2. What are your thoughts on tax incentives to spur housing development Governments provide tax breaks to spur development because otherwise the private sector will fail to do so. I fully agree that Rhode Island must create homes and generate union construction jobs. But direct public development of housing is a better approach than tax breaks. If we are spending public money either way, those monies should be invested in a publicly owned asset that delivers returns to the people of Rhode Island.
3. Are enforcement agencies doing enough to combat law-breaking landlords? The system to enforce housing standards is broken. Tenants have constant problems with damaged windows, insufficient heat and buildingwide infestations. All are code violations, and yet slumlords often preside over such conditions with impunity. We need the state to overhaul and fully fund the code enforcement system. Code enforcement agencies are understaffed, and many repeat offender landlords don’t show up to court. Landlord retaliation in the form of rent increases or refusals to renew a lease is also rampant.

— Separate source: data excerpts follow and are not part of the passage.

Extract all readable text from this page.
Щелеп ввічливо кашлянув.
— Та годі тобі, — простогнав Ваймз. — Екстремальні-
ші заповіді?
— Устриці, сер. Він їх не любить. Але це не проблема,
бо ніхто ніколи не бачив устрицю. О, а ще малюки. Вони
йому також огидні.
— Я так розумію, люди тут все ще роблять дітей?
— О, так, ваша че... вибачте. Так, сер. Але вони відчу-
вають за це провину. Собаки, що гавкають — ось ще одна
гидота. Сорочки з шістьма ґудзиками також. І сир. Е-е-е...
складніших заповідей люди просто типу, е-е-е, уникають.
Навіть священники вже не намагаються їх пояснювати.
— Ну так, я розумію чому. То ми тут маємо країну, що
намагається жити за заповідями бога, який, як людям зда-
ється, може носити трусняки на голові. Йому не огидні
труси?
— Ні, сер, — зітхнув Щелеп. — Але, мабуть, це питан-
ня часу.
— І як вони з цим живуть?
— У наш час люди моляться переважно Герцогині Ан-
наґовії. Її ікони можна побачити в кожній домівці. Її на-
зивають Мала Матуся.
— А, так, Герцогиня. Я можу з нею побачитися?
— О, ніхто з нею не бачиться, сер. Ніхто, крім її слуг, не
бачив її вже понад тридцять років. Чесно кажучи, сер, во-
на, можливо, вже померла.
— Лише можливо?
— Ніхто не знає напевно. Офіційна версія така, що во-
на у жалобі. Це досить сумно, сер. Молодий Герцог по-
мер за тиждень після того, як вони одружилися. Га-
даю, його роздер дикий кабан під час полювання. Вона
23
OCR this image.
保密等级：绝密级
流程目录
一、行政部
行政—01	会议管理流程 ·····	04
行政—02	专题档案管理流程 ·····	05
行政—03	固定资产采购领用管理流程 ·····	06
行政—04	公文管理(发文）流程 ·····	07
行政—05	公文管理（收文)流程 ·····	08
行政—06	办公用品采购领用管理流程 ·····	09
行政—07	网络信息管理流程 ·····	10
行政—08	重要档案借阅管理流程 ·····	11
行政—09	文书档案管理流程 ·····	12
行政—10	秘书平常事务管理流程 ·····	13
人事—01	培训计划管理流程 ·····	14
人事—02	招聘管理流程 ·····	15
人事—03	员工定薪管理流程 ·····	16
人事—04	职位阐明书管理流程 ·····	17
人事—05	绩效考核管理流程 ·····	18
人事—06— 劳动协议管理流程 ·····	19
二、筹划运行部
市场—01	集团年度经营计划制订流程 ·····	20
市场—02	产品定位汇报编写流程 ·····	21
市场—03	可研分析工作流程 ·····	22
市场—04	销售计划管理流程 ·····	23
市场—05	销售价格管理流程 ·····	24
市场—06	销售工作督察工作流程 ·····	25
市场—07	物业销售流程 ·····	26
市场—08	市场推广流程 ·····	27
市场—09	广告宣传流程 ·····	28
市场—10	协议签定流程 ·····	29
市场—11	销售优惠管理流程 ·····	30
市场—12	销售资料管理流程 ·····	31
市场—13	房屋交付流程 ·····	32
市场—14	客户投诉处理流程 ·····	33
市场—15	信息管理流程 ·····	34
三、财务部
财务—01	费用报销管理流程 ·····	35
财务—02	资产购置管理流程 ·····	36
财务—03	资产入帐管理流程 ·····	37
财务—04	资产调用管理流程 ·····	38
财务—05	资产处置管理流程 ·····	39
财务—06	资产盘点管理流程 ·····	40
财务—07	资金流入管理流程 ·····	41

4. Are investments in housing beneficial to the economy? The public development model generates more production on top of conventional affordable housing developments at a time when new construction is depressed. One innovation in this model is that these projects generate subsidies on their own due to market-rate units “cross-subsidizing” affordable units in the same building. Public housing has substantial multiplier effects, particularly if built by high-wage union labor. These investments can be useful during a recession by operating as countercyclical stimulus.
5. What are the biggest challenges to organizing? Until we have powerful tenant unions, landlords hold too much power. We need local laws to impose rent control. At the state level, we need to pass the Tenant Bill of Rights, a suite of legislation that protects fundamental rights to safe, dignified and affordable housing. We also need “just cause” eviction protections to end arbitrary, discriminatory and retaliatory evictions.